The physical land type on the earth's surface is indicated by the land cover, which includes forest, agriculture, water bodies etc. An alteration to the Earth's surface caused by human activity is called a land use /land cover (LU/LC) change. Human being shifts from rural areas to city for better education, good health facilities, employment and comfortable living. This process of shifting leads to urbanization. This urbanization has resulted negative effects on society, the economy, and the environment [1]. So it is very important for academics and policymakers worldwide to monitor and reduce the negative consequences of LU/LC changes for several management and scheduling tasks [2].
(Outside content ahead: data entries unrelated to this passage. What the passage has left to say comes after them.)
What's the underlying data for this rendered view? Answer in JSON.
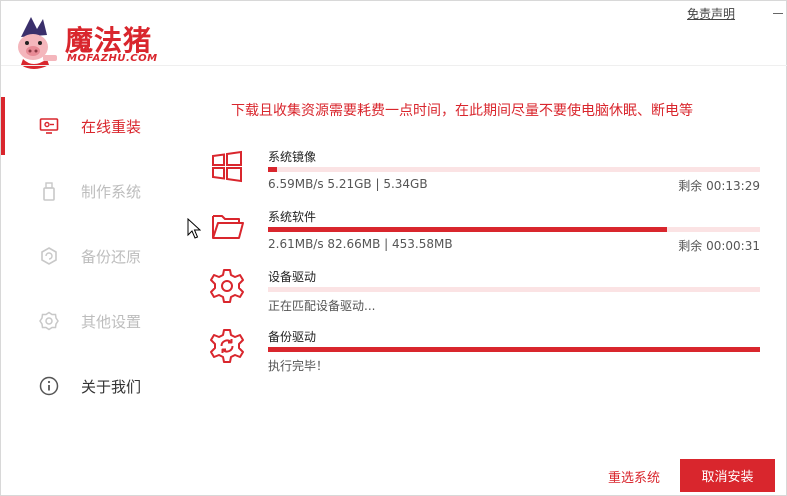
{
  "app": {
    "logo_text": "魔法猪",
    "logo_sub": "MOFAZHU.COM",
    "disclaimer": "免责声明",
    "accent": "#d9262d"
  },
  "sidebar": {
    "items": [
      {
        "label": "在线重装",
        "icon": "monitor-icon",
        "state": "active"
      },
      {
        "label": "制作系统",
        "icon": "usb-drive-icon",
        "state": "disabled"
      },
      {
        "label": "备份还原",
        "icon": "backup-restore-icon",
        "state": "disabled"
      },
      {
        "label": "其他设置",
        "icon": "gear-icon",
        "state": "disabled"
      },
      {
        "label": "关于我们",
        "icon": "info-icon",
        "state": "normal"
      }
    ]
  },
  "main": {
    "notice": "下载且收集资源需要耗费一点时间，在此期间尽量不要使电脑休眠、断电等",
    "tasks": [
      {
        "name": "系统镜像",
        "icon": "windows-icon",
        "progress": 0.018,
        "status": "6.59MB/s 5.21GB | 5.34GB",
        "remaining": "剩余 00:13:29"
      },
      {
        "name": "系统软件",
        "icon": "folder-icon",
        "progress": 0.81,
        "status": "2.61MB/s 82.66MB | 453.58MB",
        "remaining": "剩余 00:00:31"
      },
      {
        "name": "设备驱动",
        "icon": "gear-icon",
        "progress": 0.0,
        "status": "正在匹配设备驱动...",
        "remaining": ""
      },
      {
        "name": "备份驱动",
        "icon": "gear-refresh-icon",
        "progress": 1.0,
        "status": "执行完毕！",
        "remaining": ""
      }
    ]
  },
  "footer": {
    "reselect_label": "重选系统",
    "cancel_label": "取消安装"
  }
}
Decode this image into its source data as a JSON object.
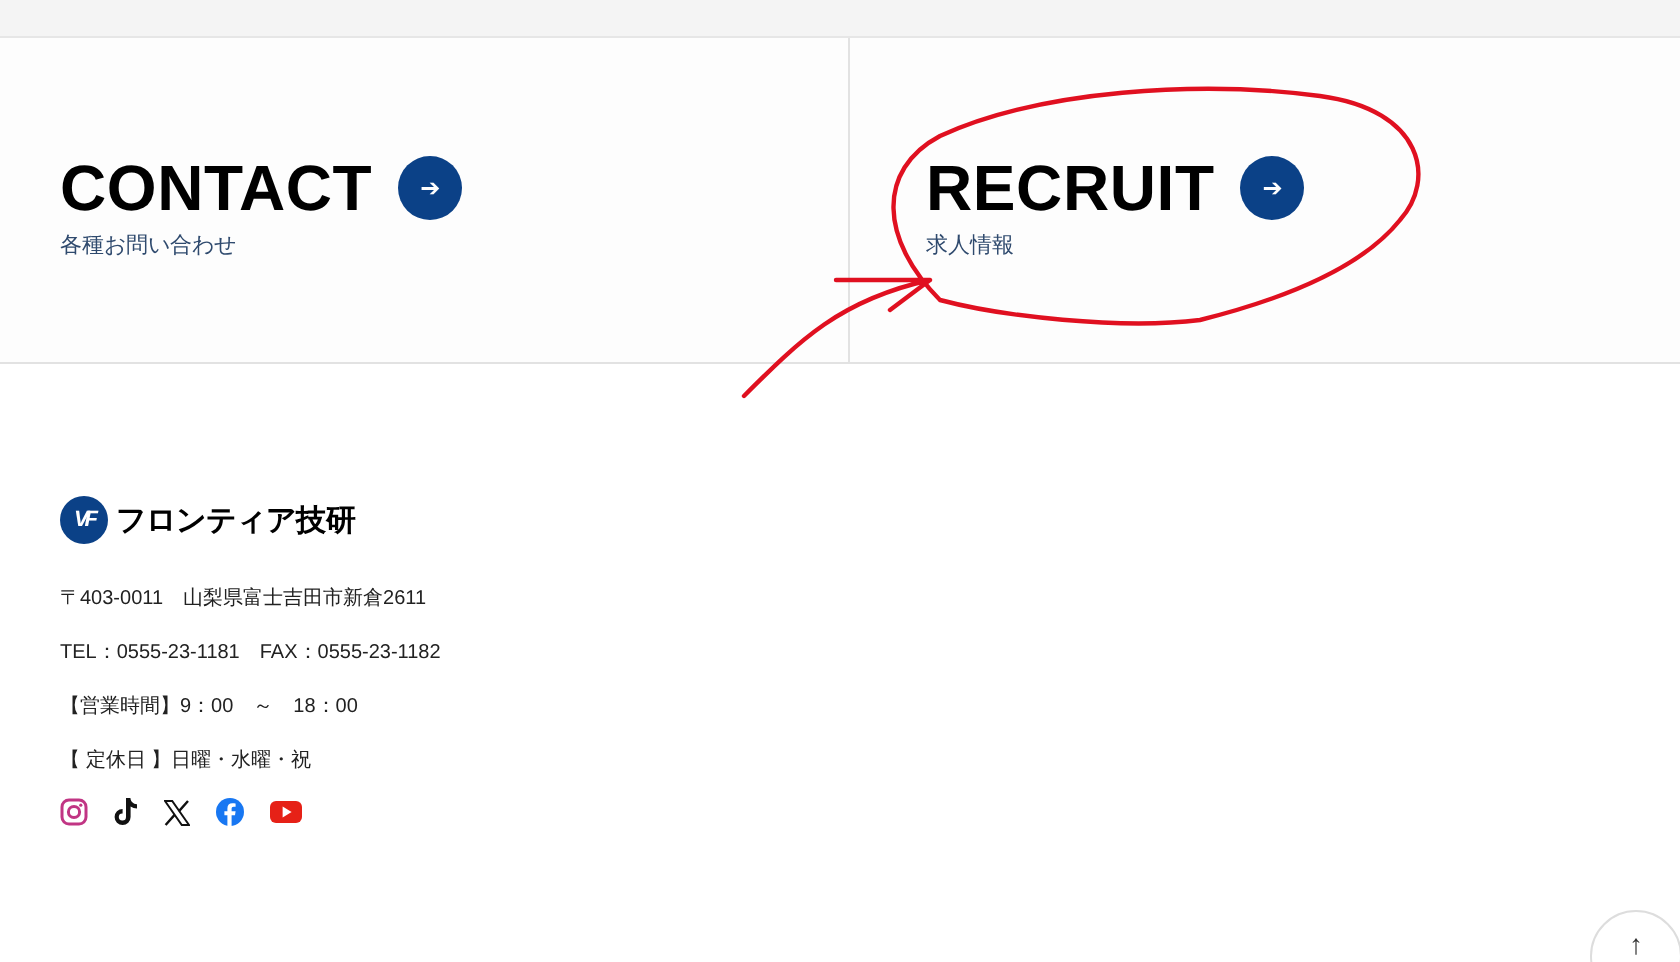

Land cover classification is essential for identifying changes, planning for urbanisation, mapping and observing the distribution of land cover on the surface of the globe [3]. Machine learning classifier that gives highest accuracy is always in demand in order to get accurate land use land cover classification of hysperctral remote sensing data. In recent time, web based powerful user friendly and open source cloud computing tool such as Google earth engine (GEE) is widely used for reliable land cover classification of LANDSAT data. In recent times, GEE and machine learning algorithms have gained appeal in a variety of satellite data applications, including LU/LC categorization, deforestation, drought, agricultural monitoring, hydrology and land cover mapping and monitoring, and environmental protection [4]. Users of GEE can assess all publicly accessible, large volumes of LANDSAT and SENTINEL data without needing to download it to their personal computer [5].
In remote sensing land cover classification, random forest is the most popular algorithm [6]. Random Forest is a non-parametric machine learning classifier that can be used to classify heterogeneous areas. The number of trees (m-tree) and the number of split variables (n-tree) are the only two input parameters that must be chosen by the user, making RF a straightforward classifier to use [7]. Several studies have discovered that the accuracy of conventional land cover classification systems suffers from a number of limitations [8, 9]. Numerous investigations have revealed that among the six different machine learning classifiers, RF and SVM have the highest overall accuracy [7].
Geographic information systems (GIS) and remote sensing (RS) give crucial tools in providing precise and up-to-date LU/LC data as well as analysing patterns in a study area [8]. Nainital, a district of Uttarakhand State, India has experienced considerable built-up growth during the past 20 years after forming a new state, Uttarakhand in 2000. Due to this, urban sprawl has occurred, with detrimental social, economic, and environmental effects [1]. Therefore, it is crucial for policymakers to examine LULC changes in the past and present in order to understand the factors that contribute to environmental changes and to consider potential remedial action [10].
The Cellular automata (CA)-Markov model has been used in a number of studies to anticipate past and present land cover changes, which helps land use planners and policy makers make decisions about potential land use concerns such as changes in ecosystems, urbanization, environmental and risk assessment [10, 11, 12, 13, 14, 15]. Therefore, it is crucial for decision makers to examine land use land cover changes in the present past and future in order to understand the factors that contribute to environmental changes and to corrective action for [10].
A combination of the Cellular Automata and Markov models is known as CA-Markov model. Forecasting of LU/LC trends and side effect of urbanization can be studied using the CA-Markov model in TerrSet software, especially in places that are developing quickly [16]. The CA-Markov model is frequently used to produce the transition probability matrix from two different time periods derived land cover maps. In GIS investigations of changes in land-use and land-cover, transition probability matrices are frequently employed to objectively quantify the pace of change.
This research aims to detect the LU/LC change from 2000 to 2020 with its driving factors and to predict LU/LC pattern in 2030 by using powerful tools Google Earth Engine and IDRISI software in the study area. The Nainital district extends over 4251 sq. km and geographically it is divided into two regions viz. plain and hilly. The Nainital district’s sustainability particularly in south and west direction (plain region of Nainital District such as Haldwani and Ramnagar etc.) may face difficulties due to the increasing small scale industrialisation and urbanisation. Previous research revealed a number of issues with data quality, classifier accuracy and data validation. Additionally, it appears from the literature that no research has been done to look into changes in LU/LC patterns and their prediction in the study area [20].Finally, machine learning Random Forest classifier is used to get high accuracy. The results of the study are used to identify the critical elements that affect LU/LC dynamics and improve land use policy for sustainable land use planning and development.